Programming info for Bitstretcher          Tony Haines
17th April 1999


Initial Picture
The picture is generated using a one-dimensional cellular
automata for each colour bit, with some noise to make things
interesting. White is replaced with random colours.
About 2/3rds of the way down the algorithm changes to make
it look prettier. I chose a 'random' seed that made a nice picture.

(For each row the colour of the pixel depends on the colour of
the three pixels above and adjacent to it + a small chance of a
random bit being flipped. If the colour comes out as white it is
randomised.)


Plotting
The basic effect is to 'stretch' a byte of data and plot it to
more than one pixel. This is done by masking out the unwanted
bits from each drawn byte. A more efficient method is to
simply AND the data byte with the bit(s) you want in each pixel,
however that method will not allow a smooth zoom.

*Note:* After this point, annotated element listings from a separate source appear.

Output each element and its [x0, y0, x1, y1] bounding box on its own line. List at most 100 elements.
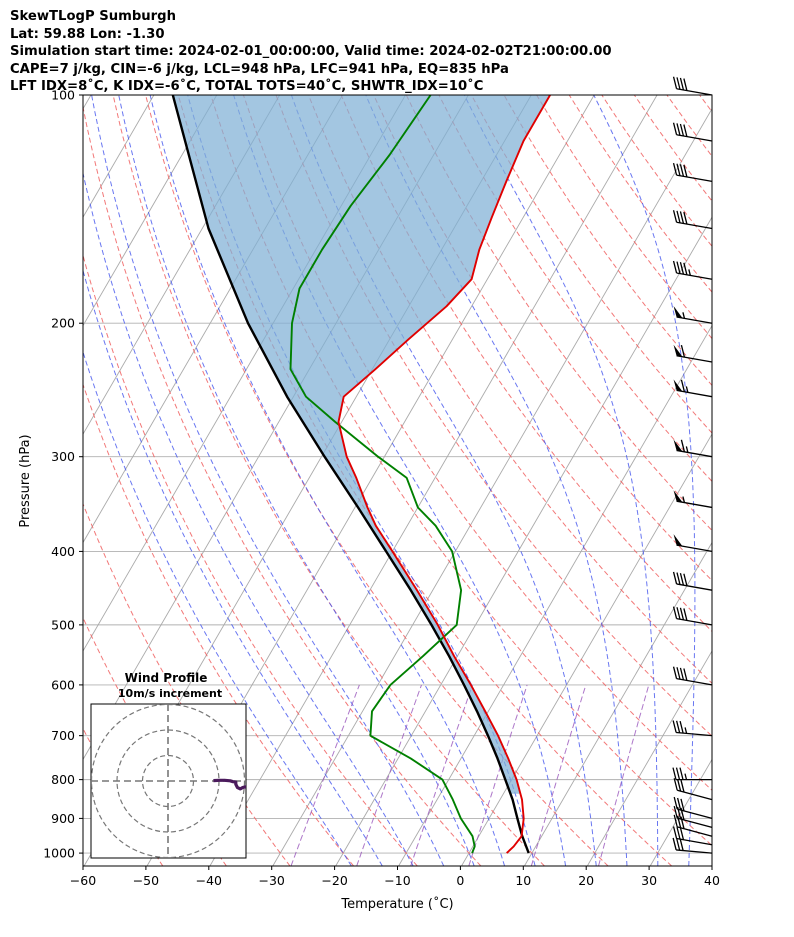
hodograph-inset: Wind Profile 10m/s increment: [90, 671, 247, 859]
barb-full: [679, 607, 685, 621]
dry-adiabat--10: [83, 253, 418, 866]
barb-pennant: [673, 379, 683, 392]
isotherm--100: [83, 95, 281, 436]
barb-full: [675, 838, 681, 851]
hodograph-subtitle: 10m/s increment: [118, 687, 222, 700]
barb-full: [683, 124, 688, 137]
dry-adiabat-10: [112, 95, 545, 866]
wind-barb-975: [672, 826, 713, 846]
dry-adiabat--30: [83, 502, 291, 866]
barb-full: [679, 262, 685, 275]
barb-full: [673, 805, 678, 819]
barb-staff: [677, 826, 713, 837]
isotherm-20: [586, 650, 712, 866]
mixing-ratio-2: [410, 684, 473, 866]
barb-full: [672, 76, 678, 89]
barb-staff: [676, 500, 713, 509]
barb-staff: [676, 583, 713, 591]
barb-full: [679, 572, 685, 586]
dry-adiabat-50: [242, 95, 712, 791]
axes: −60 −50 −40 −30 −20 −10 0 10 20 30 40 1000 900 800 700…: [43, 88, 720, 889]
dry-adiabat-180: [666, 95, 712, 157]
mixing-ratio-16: [598, 684, 650, 866]
isotherm--20: [335, 216, 712, 866]
p-tick-label-500: 500: [51, 617, 75, 632]
wind-barb-600: [672, 666, 713, 686]
barb-full: [683, 211, 688, 225]
barb-full: [672, 210, 678, 223]
barb-full: [672, 826, 678, 839]
barb-full: [672, 767, 677, 780]
x-tick-label--30: −30: [259, 873, 285, 888]
x-tick-label--60: −60: [70, 873, 96, 888]
moist-adiabat-40: [720, 95, 749, 866]
barb-staff: [676, 849, 713, 854]
station-title: SkewTLogP Sumburgh: [10, 9, 176, 24]
barb-full: [672, 606, 678, 619]
background-lines: [83, 95, 794, 866]
barb-full: [683, 262, 688, 275]
dry-adiabat-60: [275, 95, 712, 737]
moist-adiabat--10: [83, 171, 414, 866]
isotherm--130: [83, 95, 92, 110]
x-tick-label--20: −20: [321, 873, 347, 888]
barb-full: [680, 798, 685, 812]
parcel-profile: [171, 95, 530, 854]
cape-fill: [172, 95, 551, 794]
barb-full: [672, 162, 678, 176]
wind-barb-450: [672, 571, 713, 591]
p-tick-label-100: 100: [51, 88, 75, 103]
barb-full: [679, 838, 684, 851]
barb-staff: [676, 134, 713, 142]
barb-staff: [676, 678, 713, 686]
barb-full: [673, 778, 678, 791]
wind-barb-850: [673, 778, 713, 801]
barb-pennant: [673, 344, 683, 357]
barb-staff: [676, 174, 713, 183]
wind-barb-200: [673, 305, 713, 324]
dewpoint-profile: [289, 95, 476, 854]
dry-adiabat-200: [732, 95, 794, 866]
x-axis-label: Temperature (˚C): [340, 896, 453, 912]
moist-adiabat-30: [463, 95, 659, 866]
barb-full: [679, 123, 685, 137]
barb-full: [683, 573, 688, 586]
moist-adiabat-25: [365, 95, 628, 866]
barb-full: [676, 163, 681, 176]
p-tick-label-800: 800: [51, 772, 75, 787]
barb-full: [680, 439, 686, 452]
moist-adiabat-15: [233, 95, 567, 866]
dry-adiabat-20: [145, 95, 609, 866]
barb-full: [676, 123, 681, 136]
cape-line: CAPE=7 j/kg, CIN=-6 j/kg, LCL=948 hPa, L…: [10, 61, 509, 77]
dry-adiabat-170: [633, 95, 712, 202]
barb-half: [684, 773, 688, 780]
barb-staff: [676, 544, 713, 553]
barb-full: [683, 608, 688, 621]
barb-pennant: [673, 534, 683, 547]
mixing-ratio-0.4: [290, 684, 360, 866]
moist-adiabat-35: [593, 95, 696, 866]
wind-barb-115: [672, 122, 713, 142]
hodo-ring-30: [91, 704, 246, 858]
barb-pennant: [673, 439, 683, 452]
barb-full: [679, 77, 685, 91]
time-line: Simulation start time: 2024-02-01_00:00:…: [10, 44, 612, 59]
barb-staff: [677, 789, 713, 801]
dry-adiabat-130: [503, 95, 712, 387]
barb-full: [683, 78, 688, 91]
x-tick-label-10: 10: [515, 873, 531, 888]
barb-half: [682, 496, 686, 503]
barb-full: [679, 827, 685, 840]
barb-full: [672, 720, 677, 733]
barb-full: [683, 164, 688, 178]
isotherm-10: [524, 541, 712, 866]
barb-pennant: [673, 305, 683, 318]
isotherm--40: [209, 95, 658, 866]
barb-full: [672, 837, 677, 851]
wind-barb-350: [673, 490, 713, 509]
moist-adiabat--5: [91, 95, 445, 866]
p-tick-label-400: 400: [51, 544, 75, 559]
barb-staff: [676, 221, 713, 230]
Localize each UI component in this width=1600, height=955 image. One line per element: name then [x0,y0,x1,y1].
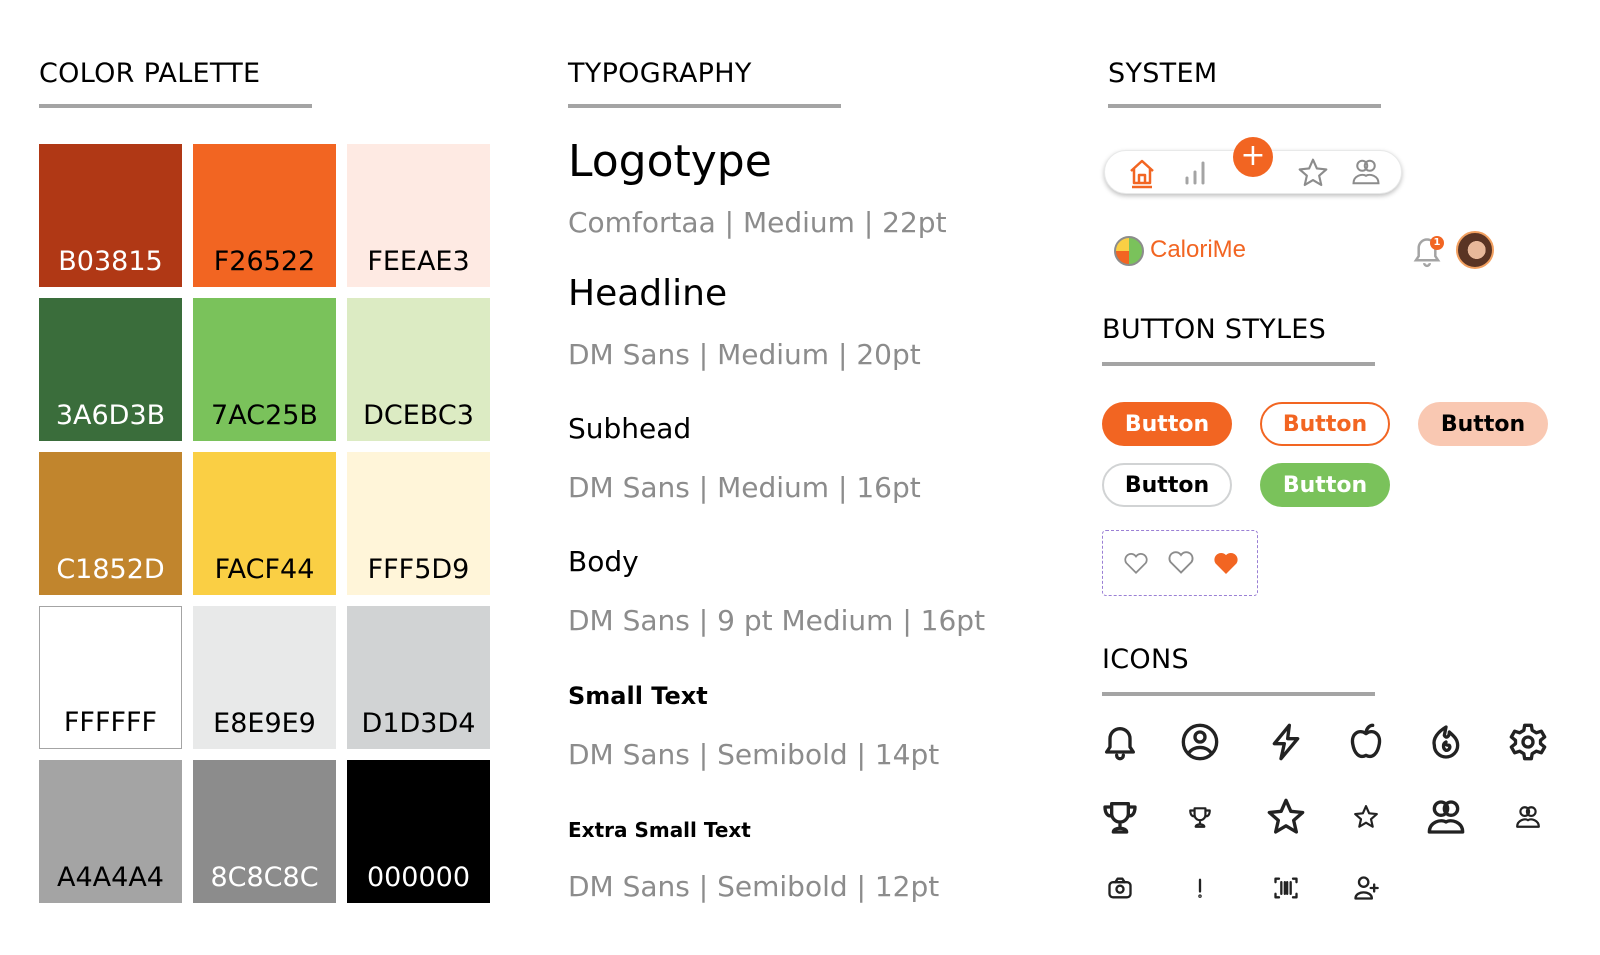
swatch-hex: F26522 [213,246,316,277]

There are two core plotting routines, one for less than 1 bit per
pixel and one for more. Both are unrolled to draw a word at a time,
this makes plotting a little faster.


Game code
The game code is fairly standard. Collision detection is from the
screen pixels, and was a right pain to get working properly.

It is possible to change the width of the game world displayed;
the StrongARM can easily cope with full screen, however with
the cache off it crawled a bit so I narrowed it down for ARM2
users. This has the advantage of making the maze more
mysterious.


Compression
To make this fit in 1k I had to write my own compression routine.
This makes a list of unique program words and stores the offsets
and lengths needed to reconstruct the program as pairs of bytes.
This has the advantages that it compresses the unrolled code well,
and also the decompression routine is fairly small.

Feel free to use the compression program, but bear in mind the
following caveats:
The compressing program is fairly horrible code - I've tinkered
with it a lot. It runs through the code backwards because this gives
better compression - the first iteration of the loops in my program
is generally subtly different from the others.
It won't work without modification on other programs. You *will*
need to set the branch offset in the assembled code to where you
want execution to start. I put some data at the start of my program
(to avoid a long ADR or two). If you do the same you can jump it
'for free'.
The compression structure I use won't work on programs with more
than 256 different program words used. This will obviously not be a
problem in 1k programs.
I removed the XOS_SynchroniseCodeAreas SWI, this turned out to
be unnecessary (thanks Baah). However, if your code is very small
or repetitive, it might be a problem. If the writing position is at the
end of the cache line loaded with the first data word. Either put it
back in, move the created program start pos further away, or make
your program bigger. :-)

Optimisation technique
In spite of this I've had to do some quite nasty optimisations.
Of these, my favourite is the the 'tower building' routine - which
relies on data from the maze drawing routine to set up loop
variables.


Compilation
To compile the code run 'source'. A file 'code' will be made in
the currently selected directory. (I usually set mine to ram:$)
This will run, but will be too large. Run 'Shrinker' to produce a
version that fits in 1k.


This program and all sources freeware.